The BASIC Stamp is only the latest. I was (un)fortunate enough to be required to use 8052AH-BASIC (Intel 8052 with BASIC in ROM) on an embedded project, and, of course, needed to have a judicious dose of assembly in the interrupts and several other routines as well.

What Ed says is very true, although less so now. Most microcontroller work is really bit-specific, and for most of my career in embedded work, I never even bothered with C. Pure assembler is plenty, because you never have more overhead or syntax than you need. Nowdays, the chips that have grown up from micros, such as the ARM, XScale, AVR and whatnot, are both word-oriented and have much more available RAM. Much more often these days, one drops in a SBC with a whole PC or ARM, and one can expect to have a minimum of 64K and usually a gob of FLASH. Even the 8051 variants now have a gob of FLASH.
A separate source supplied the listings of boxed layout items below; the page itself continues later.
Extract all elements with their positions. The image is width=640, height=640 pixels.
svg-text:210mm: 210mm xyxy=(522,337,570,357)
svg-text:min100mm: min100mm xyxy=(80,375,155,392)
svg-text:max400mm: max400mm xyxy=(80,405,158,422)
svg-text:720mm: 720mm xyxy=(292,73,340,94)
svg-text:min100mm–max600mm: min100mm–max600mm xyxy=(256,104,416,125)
All that said, I, too, would like to have something more than assembler. Something with the scheduler core of an OS, the stack handling and extensibility of FORTH, and built-in data types and I/O routines. Say what you will about BASIC, but PRINT is a heckofalot easier to grasp than:
MOV DPTR, #MYSTRING PLOOP: MOVX A, @DPTR JZ DONE MOV #PPORT, A INC DPTR JMP PLOOP DONE:
The catch to languages in micros is that languages are compiled with assumptions about hardware configuration. The only reason BASIC Stamps et al can exist is that they pretty much assume that certain hardware will always be available. In the AH BASIC, for example, the on-chip serial port was always the console. If you added another serial chip, you had to roll your own access routines.

Should you decide to proceed, there are ways to target microcontroller targets with GCC. You need to really study the micro's architecture to configure your compiler, but it can be done.